NY Appellate Division, 1st Dep't, Discusses Summary Judgment Procedure

An Appellate Division, First Department, decision handed down yesterday, Ostrov v. Rozbruch, should be must reading for any lawyer involved in filing a complaint, supplying a bill of particulars, or filing or responding to a summary judgment motion in New York state court. 

Defendant/doctor appealed the denial of summary judgment in regard to a medical malpractice theory that was more fully developed by the plaintiff in supplemental submissions after the initial oral argument of the defendant's summary judgment motion.  The Appellate Division unanimously ruled that supplemental submissions are only permissible in very rare circumstances that weren’t present in this case. Absent those rare circumstances, the CPLR procedure must be followed.  Summary judgment granted to the defendant.

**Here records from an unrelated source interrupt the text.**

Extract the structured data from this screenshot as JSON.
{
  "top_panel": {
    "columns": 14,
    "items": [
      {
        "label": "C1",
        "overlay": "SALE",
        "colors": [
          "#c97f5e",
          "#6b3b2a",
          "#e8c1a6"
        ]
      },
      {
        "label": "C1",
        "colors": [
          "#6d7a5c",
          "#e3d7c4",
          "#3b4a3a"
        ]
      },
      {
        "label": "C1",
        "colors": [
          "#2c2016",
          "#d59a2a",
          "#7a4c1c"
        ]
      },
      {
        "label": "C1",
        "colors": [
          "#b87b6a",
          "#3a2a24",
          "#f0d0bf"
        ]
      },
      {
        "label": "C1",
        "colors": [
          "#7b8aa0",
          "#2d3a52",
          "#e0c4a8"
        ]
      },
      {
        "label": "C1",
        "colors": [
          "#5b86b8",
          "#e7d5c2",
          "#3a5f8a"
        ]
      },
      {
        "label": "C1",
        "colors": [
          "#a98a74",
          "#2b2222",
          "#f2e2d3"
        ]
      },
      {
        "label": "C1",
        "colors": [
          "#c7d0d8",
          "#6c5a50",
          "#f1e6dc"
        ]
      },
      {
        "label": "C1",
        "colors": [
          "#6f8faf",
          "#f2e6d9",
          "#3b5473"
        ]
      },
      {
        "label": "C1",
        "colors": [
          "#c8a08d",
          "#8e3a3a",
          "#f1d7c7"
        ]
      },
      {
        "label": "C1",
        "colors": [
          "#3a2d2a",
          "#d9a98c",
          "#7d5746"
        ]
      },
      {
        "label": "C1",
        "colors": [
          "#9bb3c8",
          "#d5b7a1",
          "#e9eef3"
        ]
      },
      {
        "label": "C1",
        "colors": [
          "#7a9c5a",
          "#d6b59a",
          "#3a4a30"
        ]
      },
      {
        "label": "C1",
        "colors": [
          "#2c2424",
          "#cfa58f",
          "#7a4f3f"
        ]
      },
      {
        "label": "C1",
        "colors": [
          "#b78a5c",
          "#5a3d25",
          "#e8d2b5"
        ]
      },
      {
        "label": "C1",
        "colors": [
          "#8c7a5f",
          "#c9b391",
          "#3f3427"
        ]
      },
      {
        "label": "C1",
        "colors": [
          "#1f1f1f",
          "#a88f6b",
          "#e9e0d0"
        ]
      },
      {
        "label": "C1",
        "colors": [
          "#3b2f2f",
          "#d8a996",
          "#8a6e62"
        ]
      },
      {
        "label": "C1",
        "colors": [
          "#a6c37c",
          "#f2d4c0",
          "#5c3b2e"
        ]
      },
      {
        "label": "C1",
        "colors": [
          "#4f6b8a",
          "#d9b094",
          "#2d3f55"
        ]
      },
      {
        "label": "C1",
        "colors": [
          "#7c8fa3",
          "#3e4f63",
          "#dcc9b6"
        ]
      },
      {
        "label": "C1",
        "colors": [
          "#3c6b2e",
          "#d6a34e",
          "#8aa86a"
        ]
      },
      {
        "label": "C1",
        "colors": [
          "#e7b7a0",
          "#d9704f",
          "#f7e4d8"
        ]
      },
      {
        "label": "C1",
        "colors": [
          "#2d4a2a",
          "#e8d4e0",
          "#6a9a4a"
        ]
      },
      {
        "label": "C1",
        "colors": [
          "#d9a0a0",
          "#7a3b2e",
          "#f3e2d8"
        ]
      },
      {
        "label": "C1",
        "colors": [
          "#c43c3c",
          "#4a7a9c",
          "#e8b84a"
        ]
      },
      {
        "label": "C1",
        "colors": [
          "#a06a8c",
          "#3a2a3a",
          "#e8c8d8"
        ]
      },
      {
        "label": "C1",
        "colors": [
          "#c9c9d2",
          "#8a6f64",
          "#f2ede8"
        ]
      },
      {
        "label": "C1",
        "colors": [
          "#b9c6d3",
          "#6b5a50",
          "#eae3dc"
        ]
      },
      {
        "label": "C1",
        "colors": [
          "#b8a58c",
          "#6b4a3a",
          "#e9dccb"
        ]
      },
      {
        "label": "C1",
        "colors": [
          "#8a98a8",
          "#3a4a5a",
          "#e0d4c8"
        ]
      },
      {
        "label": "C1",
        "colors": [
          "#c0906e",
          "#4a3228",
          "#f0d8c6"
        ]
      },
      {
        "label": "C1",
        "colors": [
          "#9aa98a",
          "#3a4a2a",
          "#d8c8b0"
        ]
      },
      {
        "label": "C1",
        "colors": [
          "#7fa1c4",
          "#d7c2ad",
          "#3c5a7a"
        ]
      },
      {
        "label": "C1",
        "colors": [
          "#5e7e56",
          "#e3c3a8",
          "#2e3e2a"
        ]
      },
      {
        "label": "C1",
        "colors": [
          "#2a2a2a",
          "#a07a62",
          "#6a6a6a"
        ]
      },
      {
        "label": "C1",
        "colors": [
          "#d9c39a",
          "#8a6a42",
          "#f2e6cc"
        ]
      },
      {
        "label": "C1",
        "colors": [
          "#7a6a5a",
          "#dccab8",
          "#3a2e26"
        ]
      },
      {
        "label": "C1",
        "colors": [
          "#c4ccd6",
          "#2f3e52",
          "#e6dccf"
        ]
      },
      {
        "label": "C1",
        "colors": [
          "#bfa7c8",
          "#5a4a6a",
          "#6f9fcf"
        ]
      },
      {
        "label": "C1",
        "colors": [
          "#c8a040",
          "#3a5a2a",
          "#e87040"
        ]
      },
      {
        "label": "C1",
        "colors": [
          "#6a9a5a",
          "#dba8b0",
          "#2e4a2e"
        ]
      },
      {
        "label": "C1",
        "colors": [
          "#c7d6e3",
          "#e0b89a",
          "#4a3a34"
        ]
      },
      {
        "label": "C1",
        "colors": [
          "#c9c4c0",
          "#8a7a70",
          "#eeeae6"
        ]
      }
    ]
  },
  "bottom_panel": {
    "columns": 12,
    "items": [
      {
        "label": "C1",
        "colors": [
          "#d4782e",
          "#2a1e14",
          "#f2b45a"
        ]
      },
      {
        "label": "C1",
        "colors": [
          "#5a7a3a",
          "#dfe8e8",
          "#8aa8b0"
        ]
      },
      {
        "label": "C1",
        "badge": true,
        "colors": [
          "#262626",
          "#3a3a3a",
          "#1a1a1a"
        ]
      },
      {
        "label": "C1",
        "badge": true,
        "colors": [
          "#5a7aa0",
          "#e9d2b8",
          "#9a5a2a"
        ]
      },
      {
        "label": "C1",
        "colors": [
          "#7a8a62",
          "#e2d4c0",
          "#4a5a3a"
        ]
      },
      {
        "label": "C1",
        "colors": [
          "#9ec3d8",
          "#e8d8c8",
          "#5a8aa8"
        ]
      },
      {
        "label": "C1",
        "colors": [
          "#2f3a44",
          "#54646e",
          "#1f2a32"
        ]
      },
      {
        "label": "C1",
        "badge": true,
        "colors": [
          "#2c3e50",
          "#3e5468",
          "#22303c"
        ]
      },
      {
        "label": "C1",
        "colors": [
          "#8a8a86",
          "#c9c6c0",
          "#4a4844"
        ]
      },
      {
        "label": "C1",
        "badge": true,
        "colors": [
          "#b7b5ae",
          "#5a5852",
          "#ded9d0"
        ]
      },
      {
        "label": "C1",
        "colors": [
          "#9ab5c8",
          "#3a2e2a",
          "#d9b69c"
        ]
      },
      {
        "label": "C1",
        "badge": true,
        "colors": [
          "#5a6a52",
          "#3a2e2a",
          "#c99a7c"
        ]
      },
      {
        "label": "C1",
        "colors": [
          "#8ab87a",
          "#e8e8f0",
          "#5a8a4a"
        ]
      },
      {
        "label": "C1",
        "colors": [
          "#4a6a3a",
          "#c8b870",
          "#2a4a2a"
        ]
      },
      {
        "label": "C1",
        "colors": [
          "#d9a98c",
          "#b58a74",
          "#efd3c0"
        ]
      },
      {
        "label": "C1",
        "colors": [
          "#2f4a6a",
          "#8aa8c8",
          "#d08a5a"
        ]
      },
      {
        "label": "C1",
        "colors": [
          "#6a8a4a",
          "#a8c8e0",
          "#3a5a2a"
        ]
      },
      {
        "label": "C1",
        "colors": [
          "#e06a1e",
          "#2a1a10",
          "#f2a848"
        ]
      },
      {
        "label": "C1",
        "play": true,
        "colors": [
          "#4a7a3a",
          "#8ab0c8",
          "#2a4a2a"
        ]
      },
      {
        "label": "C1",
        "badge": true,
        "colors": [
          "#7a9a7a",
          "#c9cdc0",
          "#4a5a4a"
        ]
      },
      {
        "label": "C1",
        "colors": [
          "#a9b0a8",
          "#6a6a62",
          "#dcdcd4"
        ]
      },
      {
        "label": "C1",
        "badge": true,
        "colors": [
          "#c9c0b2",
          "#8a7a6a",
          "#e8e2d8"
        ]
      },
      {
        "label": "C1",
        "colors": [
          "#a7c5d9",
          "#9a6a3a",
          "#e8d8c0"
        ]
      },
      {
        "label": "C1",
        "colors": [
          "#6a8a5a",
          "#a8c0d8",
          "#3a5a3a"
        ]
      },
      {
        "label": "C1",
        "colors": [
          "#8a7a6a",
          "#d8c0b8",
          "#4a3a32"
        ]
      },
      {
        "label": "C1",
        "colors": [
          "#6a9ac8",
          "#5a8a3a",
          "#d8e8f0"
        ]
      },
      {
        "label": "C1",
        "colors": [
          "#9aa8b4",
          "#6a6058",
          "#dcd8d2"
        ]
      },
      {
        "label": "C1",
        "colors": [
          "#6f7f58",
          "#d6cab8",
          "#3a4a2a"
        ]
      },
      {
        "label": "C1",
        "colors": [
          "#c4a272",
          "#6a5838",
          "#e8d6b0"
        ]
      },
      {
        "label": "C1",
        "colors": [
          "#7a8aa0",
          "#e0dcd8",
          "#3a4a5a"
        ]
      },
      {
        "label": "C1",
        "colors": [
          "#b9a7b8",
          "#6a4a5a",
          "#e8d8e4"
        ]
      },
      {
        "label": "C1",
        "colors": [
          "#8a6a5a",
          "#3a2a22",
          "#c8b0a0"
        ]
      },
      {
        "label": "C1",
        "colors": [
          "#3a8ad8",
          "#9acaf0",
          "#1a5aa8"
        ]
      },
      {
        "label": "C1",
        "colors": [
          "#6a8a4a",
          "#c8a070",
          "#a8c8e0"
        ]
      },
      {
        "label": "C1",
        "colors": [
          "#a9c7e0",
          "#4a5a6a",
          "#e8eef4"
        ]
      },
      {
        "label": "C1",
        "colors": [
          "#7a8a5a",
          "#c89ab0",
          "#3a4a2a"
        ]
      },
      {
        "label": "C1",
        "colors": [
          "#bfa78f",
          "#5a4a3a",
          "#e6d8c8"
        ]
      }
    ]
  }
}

For me, reading the decision – without the benefit of the entire record – this seemed pretty close as to whether the plaintiff had identified the issue in the complaint or the bill of particulars, and the trial court was trying to be fair to the plaintiff and defendant in allowing more briefing on the point. 

However, there seem to be policy considerations at work -- the opinion notes that summary judgment is supposed to be expeditious, and, in this case, seventeen (17) months had elapsed between filing of the motion and the trial court’s final order.  Therefore, my interpretation of this decision is: motions are to be decided, not held over; the CPLR is really the rule and second bites of the apple will be permitted only in the rarest of circumstances; and/or do not even think of sandbagging an opposing party with a new theory at the summary judgment stage, whether intentional or not.

In other (nicer) words, the lesson here is that a plaintiff must clearly plead all of his or her theories in the complaints and bill of particulars, and provide evidence to support them in opposition to summary judgment.  Maybe the message to the trial court is to exercise its discretion at risk of reversal.